Я понял, что он слишком много выпил.
– Брат, ты перебрал…
Уильям поднял нож, наклонился вперед и подцепил миногу. Он отправил рыбу в рот, прожевал, проглотил и заговорил снова.
– Вы когда-нибудь видели chevauchée (шевоше – разорительные рейды по вражеской территории)?
– Мне отлично известно, что такое chevauchée, – ответил каноник.
– Я не об этом спрашиваю, – оборвал его Уильям. – Я спрашиваю, вы когда-нибудь видели это? Вы видели, как пятнадцать тысяч человек маршем прочесывают территорию на восемь-десять миль от авангарда? Мы поджигали каждый дом на своем пути. Каждый амбар, сеновал, птичник и свинарник. Мы убивали всех животных. Люди в ужасе бежали от нас. Если кто-то оставался, то мы убивали всех мужчин и мальчиков старше четырнадцати, а всех женщин и девочек старше двенадцати отдавали солдатам для их удовольствия – даже безобразных старух! И насиловали их не один-два солдата, а десятки. Мы рвали их, как собаки рвут мясо. Остались только церкви. И знаете почему?
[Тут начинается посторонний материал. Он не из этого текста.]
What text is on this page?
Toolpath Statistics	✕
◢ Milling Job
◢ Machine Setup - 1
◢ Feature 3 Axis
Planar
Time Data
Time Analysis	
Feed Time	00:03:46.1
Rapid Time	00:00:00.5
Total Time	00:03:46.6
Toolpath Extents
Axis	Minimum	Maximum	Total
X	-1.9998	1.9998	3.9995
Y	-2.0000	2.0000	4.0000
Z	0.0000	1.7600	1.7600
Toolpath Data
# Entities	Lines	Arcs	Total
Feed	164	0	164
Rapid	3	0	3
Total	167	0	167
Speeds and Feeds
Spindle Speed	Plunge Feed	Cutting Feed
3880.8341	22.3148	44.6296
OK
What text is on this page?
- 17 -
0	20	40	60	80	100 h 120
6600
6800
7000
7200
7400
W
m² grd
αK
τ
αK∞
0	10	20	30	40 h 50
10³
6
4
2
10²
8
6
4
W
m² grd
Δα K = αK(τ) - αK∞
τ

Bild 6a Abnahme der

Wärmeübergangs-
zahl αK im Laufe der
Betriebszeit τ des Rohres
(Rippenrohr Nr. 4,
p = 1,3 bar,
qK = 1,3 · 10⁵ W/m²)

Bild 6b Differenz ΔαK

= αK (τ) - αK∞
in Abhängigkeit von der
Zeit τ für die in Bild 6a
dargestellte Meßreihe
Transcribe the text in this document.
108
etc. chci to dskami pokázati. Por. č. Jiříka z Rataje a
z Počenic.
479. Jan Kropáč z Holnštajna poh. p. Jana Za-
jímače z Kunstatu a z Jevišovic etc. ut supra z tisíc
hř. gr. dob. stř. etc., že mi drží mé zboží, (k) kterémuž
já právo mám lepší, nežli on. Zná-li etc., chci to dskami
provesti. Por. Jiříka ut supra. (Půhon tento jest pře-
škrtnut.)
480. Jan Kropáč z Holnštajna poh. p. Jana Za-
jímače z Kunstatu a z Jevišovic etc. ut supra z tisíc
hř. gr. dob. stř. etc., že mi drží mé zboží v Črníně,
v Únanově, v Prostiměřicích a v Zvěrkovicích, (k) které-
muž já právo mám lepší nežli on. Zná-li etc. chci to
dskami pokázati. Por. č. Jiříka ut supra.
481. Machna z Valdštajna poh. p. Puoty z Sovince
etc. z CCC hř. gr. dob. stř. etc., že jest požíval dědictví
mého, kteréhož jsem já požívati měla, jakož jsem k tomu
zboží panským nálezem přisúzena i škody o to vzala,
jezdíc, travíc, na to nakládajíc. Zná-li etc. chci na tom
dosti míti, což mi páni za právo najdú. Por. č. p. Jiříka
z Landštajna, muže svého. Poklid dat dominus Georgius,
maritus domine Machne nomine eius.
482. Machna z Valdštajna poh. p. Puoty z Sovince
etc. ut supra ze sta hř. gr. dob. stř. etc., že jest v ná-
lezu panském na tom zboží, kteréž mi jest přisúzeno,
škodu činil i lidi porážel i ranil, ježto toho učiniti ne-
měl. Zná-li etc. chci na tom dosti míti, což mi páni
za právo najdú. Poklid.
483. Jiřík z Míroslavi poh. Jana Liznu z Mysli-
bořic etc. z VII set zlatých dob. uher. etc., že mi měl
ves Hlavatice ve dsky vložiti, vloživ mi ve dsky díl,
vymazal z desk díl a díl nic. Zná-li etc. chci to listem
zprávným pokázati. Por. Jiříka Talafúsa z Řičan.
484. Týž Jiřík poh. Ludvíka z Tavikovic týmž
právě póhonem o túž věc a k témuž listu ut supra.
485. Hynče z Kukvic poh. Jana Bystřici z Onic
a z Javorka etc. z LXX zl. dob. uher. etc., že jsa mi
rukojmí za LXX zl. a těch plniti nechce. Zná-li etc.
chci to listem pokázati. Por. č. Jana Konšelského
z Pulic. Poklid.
– Потому что это священный дом Господа, – ответил мэр.
Уильям покачал головой.
– Потому что с высоких колоколен командиры могли видеть пылающую землю на мили вокруг.
Все замерли. Молчание придавило нас свинцовым грузом.
– Вот такой была война во Франции, великий констебль Бордо.
В глазах каноника блеснула холодная ярость.
– При Азенкуре все было по-другому, – сказал он. – Король Генрих – божественный монарх.
– Откуда тебе знать? Ты был там?
– Нет. Но я читал Gesta Henrici Quinti.